The International Monetary Fund (IMF) and Sri Lanka have reached a staff-level agreement on economic policies to conclude the fifth review of the country’s reform programme supported by the IMF’s Extended Fund Facility. Once the review is approved by the IMF Executive Board, Sri Lanka will have access to ~$347 million in financing.

The economic reforms implemented by the Sri Lankan authorities have continued to support the recovery, with inflation progressing to target, reserves accumulating, and real gross domestic product (GDP) growth and revenue mobilisation outperforming expectations. Performance under the programme has been strong, IMF said in a press release.

It further stated that advancing reforms is key to ensuring macroeconomic stability, anchoring the recovery, and equipping Sri Lanka to better withstand external shocks amid an uncertain global environment.

An IMF mission team led by Evan Papageorgiou visited Sri Lanka from September 24 to October 9, 2025, to discuss recent macroeconomic developments and progress in implementing economic and financial policies under the Extended Fund Facility (EFF) arrangement. Papageorgiou confirmed that the staff-level agreement, under the four-year EFF approved in March 2023 for $3 billion, remains contingent on Parliamentary approval of the 2026 Appropriation Bill and a financing assurances review.

“Upon completion of the Executive Board review, Sri Lanka would have access to SDR 254 million (~$347 million), bringing the total IMF financial support disbursed under the arrangement to SDR 1,524 million (~$2.04 billion),” said Papageorgiou.

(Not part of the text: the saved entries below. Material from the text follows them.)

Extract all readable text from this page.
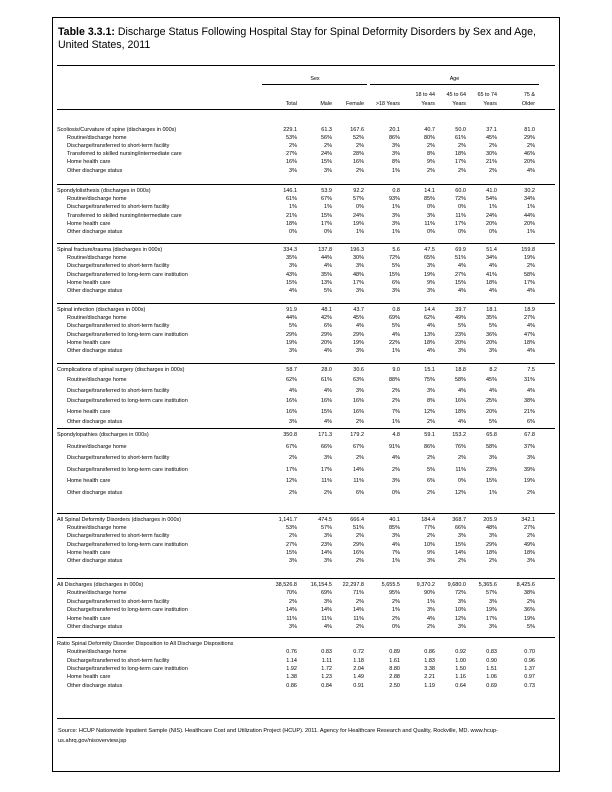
Table 3.3.1: Discharge Status Following Hospital Stay for Spinal Deformity Disorders by Sex and Age, United States, 2011
Sex	Age
Total	Male	Female	>18 Years
18 to 44
Years
45 to 64
Years
65 to 74
Years
75 &
Older
Scoliosis/Curvature of spine (discharges in 000s)	229.1	61.3	167.6	20.1	40.7	50.0	37.1	81.0
Routine/discharge home	53%	56%	52%	86%	80%	61%	45%	29%
Discharge/transferred to short-term facility	2%	2%	2%	3%	2%	2%	2%	2%
Transferred to skilled nursing/intermediate care	27%	24%	28%	3%	8%	18%	30%	46%
Home health care	16%	15%	16%	8%	9%	17%	21%	20%
Other discharge status	3%	3%	2%	1%	2%	2%	2%	4%
Spondylolisthesis (discharges in 000s)	146.1	53.9	92.2	0.8	14.1	60.0	41.0	30.2
Routine/discharge home	61%	67%	57%	93%	85%	72%	54%	34%
Discharge/transferred to short-term facility	1%	1%	0%	1%	0%	0%	1%	1%
Transferred to skilled nursing/intermediate care	21%	15%	24%	3%	3%	11%	24%	44%
Home health care	18%	17%	19%	3%	11%	17%	20%	20%
Other discharge status	0%	0%	1%	1%	0%	0%	0%	1%
Spinal fracture/trauma (discharges in 000s)	334.3	137.8	196.3	5.6	47.5	69.9	51.4	159.8
Routine/discharge home	35%	44%	30%	72%	65%	51%	34%	19%
Discharge/transferred to short-term facility	3%	4%	3%	5%	3%	4%	4%	2%
Discharge/transferred to long-term care institution	43%	35%	48%	15%	19%	27%	41%	58%
Home health care	15%	13%	17%	6%	9%	15%	18%	17%
Other discharge status	4%	5%	3%	3%	3%	4%	4%	4%
Spinal infection (discharges in 000s)	91.9	48.1	43.7	0.8	14.4	39.7	18.1	18.9
Routine/discharge home	44%	42%	45%	69%	62%	49%	35%	27%
Discharge/transferred to short-term facility	5%	6%	4%	5%	4%	5%	5%	4%
Discharge/transferred to long-term care institution	29%	29%	29%	4%	13%	23%	36%	47%
Home health care	19%	20%	19%	22%	18%	20%	20%	18%
Other discharge status	3%	4%	3%	1%	4%	3%	3%	4%
Complications of spinal surgery (discharges in 000s)	58.7	28.0	30.6	9.0	15.1	18.8	8.2	7.5
Routine/discharge home	62%	61%	63%	88%	75%	58%	45%	31%
Discharge/transferred to short-term facility	4%	4%	3%	2%	3%	4%	4%	4%
Discharge/transferred to long-term care institution	16%	16%	16%	2%	8%	16%	25%	38%
Home health care	16%	15%	16%	7%	12%	18%	20%	21%
Other discharge status	3%	4%	2%	1%	2%	4%	5%	6%
Spondylopathies (discharges in 000s)	350.8	171.3	179.2	4.8	59.1	153.2	65.8	67.8
Routine/discharge home	67%	66%	67%	91%	86%	76%	58%	37%
Discharge/transferred to short-term facility	2%	3%	2%	4%	2%	2%	3%	3%
Discharge/transferred to long-term care institution	17%	17%	14%	2%	5%	11%	23%	39%
Home health care	12%	11%	11%	3%	6%	0%	15%	19%
Other discharge status	2%	2%	6%	0%	2%	12%	1%	2%
All Spinal Deformity Disorders (discharges in 000s)	1,141.7	474.5	666.4	40.1	184.4	368.7	205.9	342.1
Routine/discharge home	53%	57%	51%	85%	77%	66%	48%	27%
Discharge/transferred to short-term facility	2%	3%	2%	3%	2%	3%	3%	2%
Discharge/transferred to long-term care institution	27%	23%	29%	4%	10%	15%	29%	49%
Home health care	15%	14%	16%	7%	9%	14%	18%	18%
Other discharge status	3%	3%	2%	1%	3%	2%	2%	3%
All Discharges (discharges in 000s)	38,526.8	16,154.5	22,297.8	5,655.5	9,370.2	9,680.0	5,365.6	8,425.6
Routine/discharge home	70%	69%	71%	95%	90%	72%	57%	38%
Discharge/transferred to short-term facility	2%	3%	2%	2%	1%	3%	3%	2%
Discharge/transferred to long-term care institution	14%	14%	14%	1%	3%	10%	19%	36%
Home health care	11%	11%	11%	2%	4%	12%	17%	19%
Other discharge status	3%	4%	2%	0%	2%	3%	3%	5%
Ratio Spinal Deformity Disorder Disposition to All Discharge Dispositions
Routine/discharge home	0.76	0.83	0.72	0.89	0.86	0.92	0.83	0.70
Discharge/transferred to short-term facility	1.14	1.11	1.18	1.61	1.83	1.00	0.90	0.96
Discharge/transferred to long-term care institution	1.92	1.72	2.04	8.80	3.38	1.50	1.51	1.37
Home health care	1.38	1.23	1.49	2.88	2.21	1.16	1.06	0.97
Other discharge status	0.86	0.84	0.91	2.50	1.19	0.64	0.69	0.73
Source: HCUP Nationwide Inpatient Sample (NIS). Healthcare Cost and Utilization Project (HCUP). 2011. Agency for Healthcare Research and Quality, Rockville, MD. www.hcup-us.ahrq.gov/nisoverview.jsp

He praised the country’s robust recovery, noting 4.8 per cent GDP growth in the first half of 2025, 1.5 per cent inflation in September, and reserves reaching $6.1 billion. Debt restructuring is reported to be nearing completion.

The IMF emphasised that sustaining reform momentum is crucial for maintaining fiscal stability, improving tax compliance, and safeguarding public finances. Key priorities include enhancing public financial management, maintaining cost-recovery energy pricing, and strengthening governance of state-owned enterprises. Protecting vulnerable populations and advancing welfare reforms also remain central to the IMF’s recommendations.

On monetary policy, the IMF urged the Central Bank to remain data-driven and independent while continuing reserve accumulation and exchange rate flexibility. It also highlighted the need to finalise bilateral debt agreements swiftly and operationalise the Public Debt Management Office to restore investor confidence.

The mission team met with President and Finance Minister Anura Kumara Dissanayake, Prime Minister Dr Harini Amarasuriya, senior ministers, the Central Bank Governor, and other top officials, as well as representatives from the private sector and civil society.